10 Lessons from 10 Years of Writing
Recently, a reader asked me if I had any tips on being a writer.
I never considered myself a “writer” (most writers don’t), even though I have been publishing online in various forms for the last 10 years.
The question forced me to think. I started writing, so I could think (see #2 below).
When I finished typing a reply, I noticed I had written a short essay on lessons about the craft of writing.
So here’s what I learned throughout 10 years of writing:
1. Write for Yourself
When I started writing, I wrote for myself. To this day, I continue to think that.
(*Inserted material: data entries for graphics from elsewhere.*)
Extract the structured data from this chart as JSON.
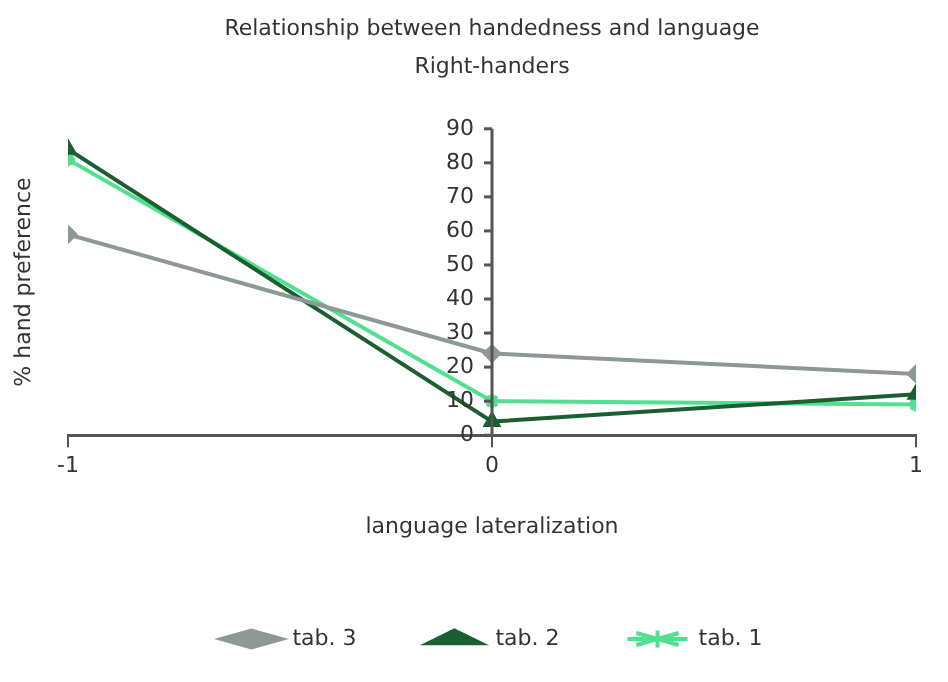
{
  "chart_data": {
    "type": "line",
    "title": "Relationship between handedness and language",
    "subtitle": "Right-handers",
    "xlabel": "language lateralization",
    "ylabel": "% hand preference",
    "x": [
      -1,
      0,
      1
    ],
    "xlim": [
      -1,
      1
    ],
    "xticks": [
      -1,
      0,
      1
    ],
    "ylim": [
      0,
      90
    ],
    "yticks": [
      0,
      10,
      20,
      30,
      40,
      50,
      60,
      70,
      80,
      90
    ],
    "grid": false,
    "legend": "bottom",
    "series": [
      {
        "name": "tab. 3",
        "color": "#8e9896",
        "marker": "diamond",
        "values": [
          59,
          24,
          18
        ]
      },
      {
        "name": "tab. 2",
        "color": "#1b5e30",
        "marker": "triangle",
        "values": [
          84,
          4,
          12
        ]
      },
      {
        "name": "tab. 1",
        "color": "#52df90",
        "marker": "cross",
        "values": [
          81,
          10,
          9
        ]
      }
    ]
  }
}
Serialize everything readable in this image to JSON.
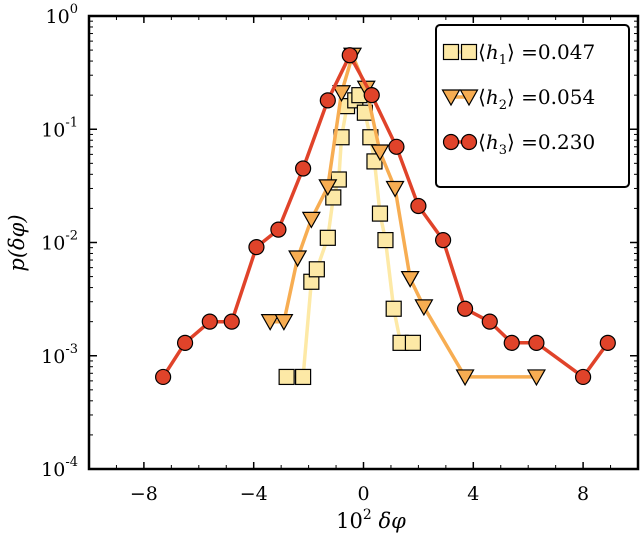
{
  "chart_data": {
    "type": "line",
    "title": "",
    "xlabel": "10² δφ",
    "ylabel": "p(δφ)",
    "xscale": "linear",
    "yscale": "log",
    "xlim": [
      -10,
      10
    ],
    "ylim": [
      0.0001,
      1
    ],
    "grid": false,
    "legend_position": "top-right",
    "x_ticks": [
      -8,
      -4,
      0,
      4,
      8
    ],
    "x_tick_labels": [
      "−8",
      "−4",
      "0",
      "4",
      "8"
    ],
    "y_ticks": [
      {
        "value": 1,
        "base": "10",
        "exp": "0"
      },
      {
        "value": 0.1,
        "base": "10",
        "exp": "-1"
      },
      {
        "value": 0.01,
        "base": "10",
        "exp": "-2"
      },
      {
        "value": 0.001,
        "base": "10",
        "exp": "-3"
      },
      {
        "value": 0.0001,
        "base": "10",
        "exp": "-4"
      }
    ],
    "series": [
      {
        "name": "h1",
        "legend_label": "⟨h₁⟩ =0.047",
        "legend_var": "h",
        "legend_sub": "1",
        "legend_value": "=0.047",
        "color": "#fde9a6",
        "marker": "square",
        "x": [
          -2.8,
          -2.2,
          -1.9,
          -1.7,
          -1.3,
          -1.1,
          -0.9,
          -0.8,
          -0.6,
          -0.3,
          -0.15,
          0.05,
          0.25,
          0.4,
          0.6,
          0.8,
          1.1,
          1.35,
          1.8
        ],
        "y": [
          0.00065,
          0.00065,
          0.0045,
          0.0058,
          0.011,
          0.025,
          0.036,
          0.085,
          0.16,
          0.18,
          0.2,
          0.14,
          0.085,
          0.052,
          0.018,
          0.0105,
          0.0026,
          0.0013,
          0.0013
        ]
      },
      {
        "name": "h2",
        "legend_label": "⟨h₂⟩ =0.054",
        "legend_var": "h",
        "legend_sub": "2",
        "legend_value": "=0.054",
        "color": "#f7ad52",
        "marker": "triangle-down",
        "x": [
          -3.4,
          -2.9,
          -2.4,
          -1.9,
          -1.3,
          -0.8,
          -0.4,
          0.1,
          0.6,
          1.15,
          1.7,
          2.2,
          3.7,
          6.3
        ],
        "y": [
          0.002,
          0.002,
          0.0073,
          0.016,
          0.031,
          0.21,
          0.45,
          0.23,
          0.063,
          0.03,
          0.0048,
          0.0027,
          0.00065,
          0.00065
        ]
      },
      {
        "name": "h3",
        "legend_label": "⟨h₃⟩ =0.230",
        "legend_var": "h",
        "legend_sub": "3",
        "legend_value": "=0.230",
        "color": "#e0432a",
        "marker": "circle",
        "x": [
          -7.3,
          -6.5,
          -5.6,
          -4.8,
          -3.9,
          -3.1,
          -2.2,
          -1.3,
          -0.5,
          0.3,
          1.2,
          2.0,
          2.9,
          3.7,
          4.6,
          5.4,
          6.3,
          8.0,
          8.9
        ],
        "y": [
          0.00065,
          0.0013,
          0.002,
          0.002,
          0.0091,
          0.013,
          0.045,
          0.18,
          0.45,
          0.2,
          0.07,
          0.021,
          0.0105,
          0.0026,
          0.002,
          0.0013,
          0.0013,
          0.00065,
          0.0013
        ]
      }
    ]
  }
}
Some people will find it interesting. Some won’t. Such is life. Either way, I’ve said what I wanted to say.
Here’s the irony:
By writing for yourself, you’re more likely to write something others love. Readers are smart. They can feel the authenticity of your writing. And the best way to be authentic is to write for yourself.
Another benefit of writing for yourself is that the process of writing is the reward itself. You’ll begin to ( gasp!) love writing.
If you love something, you’ll keep doing it. It’s human nature.
And that’s how you write every day, for years.
2. Write to Think
Most people believe you have to think and then write.
Writing is thinking.
Putting words on the screen is a tool to disentangle your thoughts. Use it to try to understand the world better.
As you’re typing, your brain becomes curious. You might start with a topic in mind but at some point, the essay gains a life of its own. It becomes a magical creature, pushing you to new paths and ideas. Follow that curiosity. Writing is a process of self-discovery.
Who cares if the published essay is different from what you started with?